また、仮に心に響く言葉があったとしても、それは長い時間をかけて築き上げた信頼関係があるからこそ、届くものなのだと思います。

誰が言っても同じように響くわけではありません。

さらに、圧倒的なカリスマ性で人を動かせる指導者もいるのでしょうが、そんな人はごく一部です。

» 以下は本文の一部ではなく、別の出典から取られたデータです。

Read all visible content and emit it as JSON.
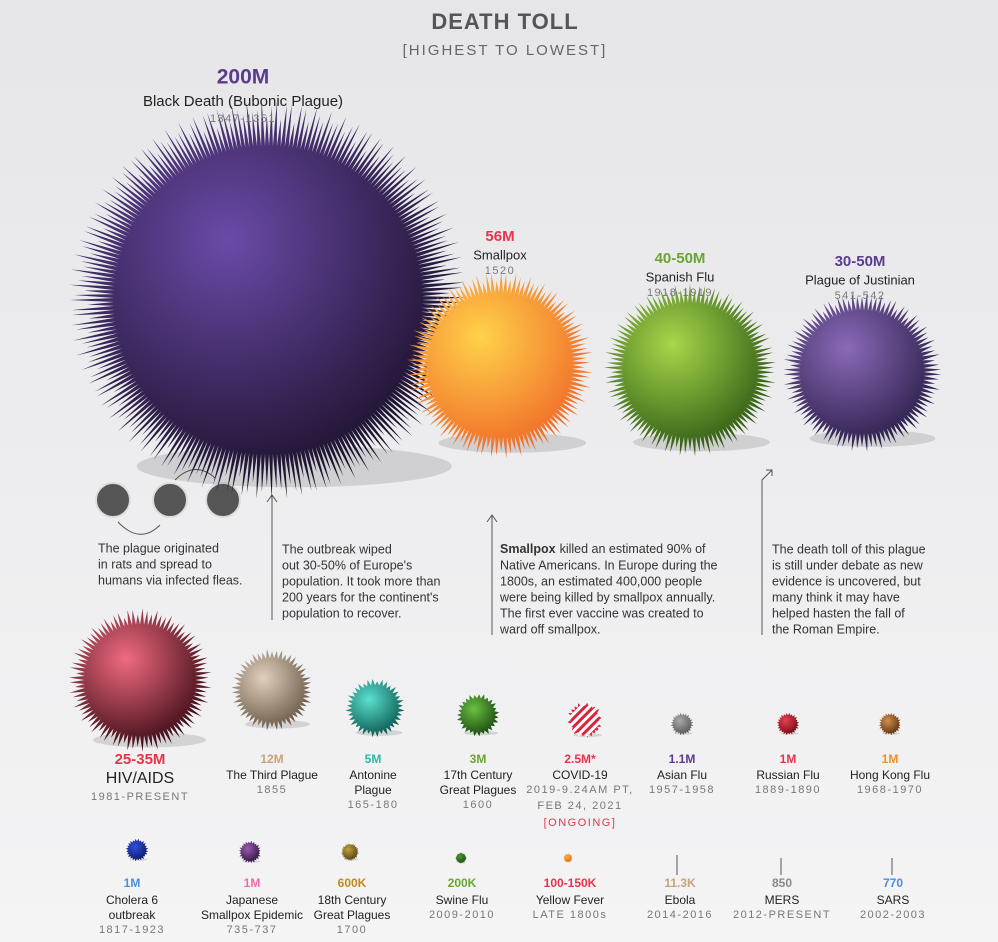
{
  "header": {
    "title": "DEATH TOLL",
    "subtitle": "[HIGHEST TO LOWEST]"
  },
  "top": [
    {
      "value": "200M",
      "name": [
        "Black Death (Bubonic Plague)"
      ],
      "years": [
        "1347-1351"
      ]
    },
    {
      "value": "56M",
      "name": [
        "Smallpox"
      ],
      "years": [
        "1520"
      ]
    },
    {
      "value": "40-50M",
      "name": [
        "Spanish Flu"
      ],
      "years": [
        "1918-1919"
      ]
    },
    {
      "value": "30-50M",
      "name": [
        "Plague of Justinian"
      ],
      "years": [
        "541-542"
      ]
    }
  ],
  "notes": [
    {
      "lines": [
        "The plague originated",
        "in rats and spread to",
        "humans via infected fleas."
      ]
    },
    {
      "lines": [
        "The outbreak wiped",
        "out 30-50% of Europe's",
        "population. It took more than",
        "200 years for the continent's",
        "population to recover."
      ]
    },
    {
      "bold": "Smallpox",
      "lines": [
        "killed an estimated 90% of",
        "Native Americans. In Europe during the",
        "1800s, an estimated 400,000 people",
        "were being killed by smallpox annually.",
        "The first ever vaccine was created to",
        "ward off smallpox."
      ]
    },
    {
      "lines": [
        "The death toll of this plague",
        "is still under debate as new",
        "evidence is uncovered, but",
        "many think it may have",
        "helped hasten the fall of",
        "the Roman Empire."
      ]
    }
  ],
  "middle": [
    {
      "value": "25-35M",
      "name": [
        "HIV/AIDS"
      ],
      "years": [
        "1981-PRESENT"
      ]
    },
    {
      "value": "12M",
      "name": [
        "The Third Plague"
      ],
      "years": [
        "1855"
      ]
    },
    {
      "value": "5M",
      "name": [
        "Antonine",
        "Plague"
      ],
      "years": [
        "165-180"
      ]
    },
    {
      "value": "3M",
      "name": [
        "17th Century",
        "Great Plagues"
      ],
      "years": [
        "1600"
      ]
    },
    {
      "value": "2.5M*",
      "name": [
        "COVID-19"
      ],
      "years": [
        "2019-9.24AM PT,",
        "FEB 24, 2021"
      ],
      "status": "[ONGOING]"
    },
    {
      "value": "1.1M",
      "name": [
        "Asian Flu"
      ],
      "years": [
        "1957-1958"
      ]
    },
    {
      "value": "1M",
      "name": [
        "Russian Flu"
      ],
      "years": [
        "1889-1890"
      ]
    },
    {
      "value": "1M",
      "name": [
        "Hong Kong Flu"
      ],
      "years": [
        "1968-1970"
      ]
    }
  ],
  "bottom": [
    {
      "value": "1M",
      "name": [
        "Cholera 6",
        "outbreak"
      ],
      "years": [
        "1817-1923"
      ]
    },
    {
      "value": "1M",
      "name": [
        "Japanese",
        "Smallpox Epidemic"
      ],
      "years": [
        "735-737"
      ]
    },
    {
      "value": "600K",
      "name": [
        "18th Century",
        "Great Plagues"
      ],
      "years": [
        "1700"
      ]
    },
    {
      "value": "200K",
      "name": [
        "Swine Flu"
      ],
      "years": [
        "2009-2010"
      ]
    },
    {
      "value": "100-150K",
      "name": [
        "Yellow Fever"
      ],
      "years": [
        "LATE 1800s"
      ]
    },
    {
      "value": "11.3K",
      "name": [
        "Ebola"
      ],
      "years": [
        "2014-2016"
      ]
    },
    {
      "value": "850",
      "name": [
        "MERS"
      ],
      "years": [
        "2012-PRESENT"
      ]
    },
    {
      "value": "770",
      "name": [
        "SARS"
      ],
      "years": [
        "2002-2003"
      ]
    }
  ]
}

少なくとも、私自身にそんなカリスマ性があるとは思っていません。

では、凡人である我々が、生徒のやる気をどう引き出せばよいのでしょうか。

まずは「行動させる」

結局のところ、

「とにかく、まず動かす」

しかないのではないかと思っています。

やる気が出ないときに、

「やる気が出るまで待とう」

と思っていても、なかなかやる気は出てきません。

以前、YouTubeだったか本だったか忘れてしまいましたが、

「やる気が出ないときには、ほんの少しでよいから行動する」

ことが大切だ、という話を見たことがあります。

しかも、その「少し」は、本当に小さなものでよいそうです。

例えば勉強なら、

「普段は漢字をノート1ページやるけれど、今日はどうしてもやる気が出ない」

という日があったとします。

そんな日は、

「今日はノートを開くだけで終わり」

くらいでもよい。

とにかく、ノートを開く。

すると不思議なもので、

「せっかく開いたから、一問くらいやるか」
「一問やったから、もう少しやるか」

という気持ちになることがあります。

最初から1ページやろうとすると、気持ちが萎える。

しかし、「ノートを開くだけ」ならできる。

その小さな第一歩が、次の行動につながります。

私の経験談

これは、生徒だけの話ではありません。

私自身も仕事をしていて、

「今日は、どうもやる気が出ないな…」

という日があります。

そんな時には

「今日は軽いことを一つだけやろう」

と考えます。

本当に「ちょっとしたことをやったら終わり」のつもりで始める。

すると、

「せっかく始めたから、もう少しやってみるか」

という感じで、そのまま仕事が進むことがあります。

やる気が出たから行動したのではなく、

ちょっと動いたら、少しやる気が出てきた

という感じです。

「やる気が出るまで待つ」は意味がない

個人的には、

「やる気が出るまで待つ」

というやり方は、意味がないかなと思っています。

若い頃、特に学生時代はこの考え方で「やる気」が出るのを待って、かなり無駄な時間を過ごしてしまったように思います。

「やる気満々」

という状態を、長く持続するのは難しい。

むしろやる気というものは、「少し動いた後に、何となく出てくる」ことの方が多いのではないか。

最近はそのように感じています。

だから勉強でも、どうしてもやる気が出ない時に

「いつも通りやらなければ…」

と自分を追い込まない方がよさそうです。

やる気が出ない時には、「ちょっとしたこと」をやってOKとする。

まず机に座る。
教材を開く。
英単語を一つだけ見る。
計算問題を一問だけ解く。

そのくらいの小さな行動で構いません。

大切なのは、

「完全に立ち止まってしまう状態を続けない」

ことです。

指導者の役割は「第一歩」を踏み出させること

便利な「やる気スイッチ」というものは、おそらくありません。

しかし、小さな行動をきっかけに、やる気が後からついてくることはあると思います。

だからこそ、

いかに生徒に「第一歩」を踏み出させるか。

そこが、指導者の腕の見せ所なのかな、と思います。